Benítez v. Bernabe

Mb. Justice Wole

delivered the opinion of the court.

The complainants in this case essentially alleged that they were the owners of two pieces of property in Bio Piedras (describing them); that their ancestor permitted the defendant to live on a piece of land composed of eight acres, which was a segregation out of the latter of the two pieces of thirty acres, and that the said defendant withheld the same from the complainants without right or title thereto. While there were recitals of evidence in the complaint which were unnecessary, the said essential facts were sufficiently well alleged and the complaint was sufficient.

The defendant answered with a general denial and then Octavio García Salgado appeared and asked to he allowed to intervene in the suit as the real owner of the property sought to he revendicated. Permission was granted. Trial was had and judgment given for the complainants.

*340In its opinion the court said that it would have been difficult to identify the land if the intervenor had not admitted his possession of the same. The appellant insists that all that he admitted was that the land described was his and that he did not admit that the eight acres had been carved out of, or was a part of, the thirty for which the complainants produced a title.

We do not know why the complainants found it necessary to describe two pieces of land of thirty acres each in their complaint, but we suppose it was because they were contiguous and they paid taxes on them as a whole, and perhaps to anticipate the defense that these second thirty acres could be accounted for by reference to the first thirty.

We agree that the intervenor made no more admissions than claimed, but we also find that the court meant no more, for after making the alleged statement the court went on to say: “From the whole proof the court arrives at the conclusion that the eight acres were a part of a farm of thirty acres that Francisco Bibiano de la Cruz acquired by purchase from José G-arcia by a deed made before notary Mauricio Guerra on July 28, 1897; -that on the said land, by the tolerance of the owners, Rafael Bernabe first lived and after-wards, against the will of the owners, Pedro Bernabe, and that neither the father, Rafael Bernabe, nor his son were ever owners or true possessors of said land.” Francisco Bibiano de la Cruz was the ancestor of the complainant. Pedro Bernabe was the original defendant and turned over the possession to the said intervenor after this suit was brought.
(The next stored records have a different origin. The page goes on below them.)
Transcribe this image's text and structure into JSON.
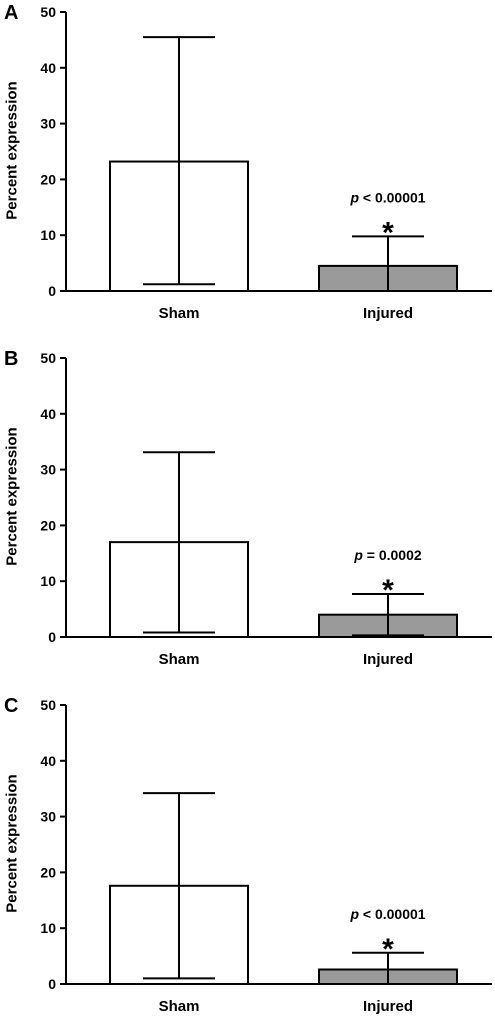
{
  "chart_data": [
    {
      "panel": "A",
      "type": "bar",
      "ylabel": "Percent expression",
      "ylim": [
        0,
        50
      ],
      "yticks": [
        0,
        10,
        20,
        30,
        40,
        50
      ],
      "categories": [
        "Sham",
        "Injured"
      ],
      "values": [
        23.2,
        4.5
      ],
      "error_upper": [
        45.5,
        9.8
      ],
      "error_lower": [
        1.2,
        0
      ],
      "bar_colors": [
        "#ffffff",
        "#9a9a9a"
      ],
      "annotation": {
        "p_symbol": "p",
        "p_text": "< 0.00001",
        "marker": "*"
      }
    },
    {
      "panel": "B",
      "type": "bar",
      "ylabel": "Percent expression",
      "ylim": [
        0,
        50
      ],
      "yticks": [
        0,
        10,
        20,
        30,
        40,
        50
      ],
      "categories": [
        "Sham",
        "Injured"
      ],
      "values": [
        17.0,
        4.0
      ],
      "error_upper": [
        33.1,
        7.7
      ],
      "error_lower": [
        0.8,
        0.3
      ],
      "bar_colors": [
        "#ffffff",
        "#9a9a9a"
      ],
      "annotation": {
        "p_symbol": "p",
        "p_text": "= 0.0002",
        "marker": "*"
      }
    },
    {
      "panel": "C",
      "type": "bar",
      "ylabel": "Percent expression",
      "ylim": [
        0,
        50
      ],
      "yticks": [
        0,
        10,
        20,
        30,
        40,
        50
      ],
      "categories": [
        "Sham",
        "Injured"
      ],
      "values": [
        17.6,
        2.6
      ],
      "error_upper": [
        34.2,
        5.6
      ],
      "error_lower": [
        1.0,
        0
      ],
      "bar_colors": [
        "#ffffff",
        "#9a9a9a"
      ],
      "annotation": {
        "p_symbol": "p",
        "p_text": "< 0.00001",
        "marker": "*"
      }
    }
  ]
}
The court besides analyzed the proof to demonstrate that the intervenor never had any real title by purchase or otherwise. His lack of title was so clear that we shall spend no further time in discussing it. And for the same reason we shall not discuss the question of prescription more than to *341say that there was no title shown, to say nothing of a just title.

Of course the complainants must recover on the strength of their own title, hut when a defendant transfers the possession post litem motam this is a circumstance somewhat like flight in criminal cases and entitled to some weight. Indeed the intervenor made a claim that he had acquired the title from the mother of the defendant and that the said defendant was a mere superintendent of the said intervenor.

There was a strong conflict in the evidence. A good deal depended on where was the northern boundary of the said thirty acres. The appellant maintains that the titles of the complainant do not show that their land, bounded on the north by Hernández, was separated by a brook named Carne Fresca. This brook is now the northern boundary of the eight acres claimed. The appellees, on the other hand, maintain that the evidence tends to show that Hernández never owned or held land to the south of the brook at the boundary claimed by the appellees. Likewise, the appellant introduced evidence tending to show that there was a series of trees, a natural boundary to the north beyond which the land of the complainants did not extend. The appellees admitted the existence of the trees, but denied that there was any boundary there, natural or artificial. As the intervenor claimed indirectly through Hernández, these division points were important.

As the land in the possession of the complainant, described as thirty acres, would only contain a little over twenty, the appellant attempts to explain this difference by showing mistakes or different groupings of the whole sixty acres belonging to the appellees.

All these matters, however, were all questions going to the weight of the evidence and the appellant has failed to convince us that the court made any error in its consideration of the same. On the contrary, we are inclined to the *342view that a clear preponderance of the same was with the appellees.

The judgment must be

Affirmed.

Justices Del Toro, Aldrey and Hutchison concurred. Mr. Chief Justice Hernández took no part in the decision of this case.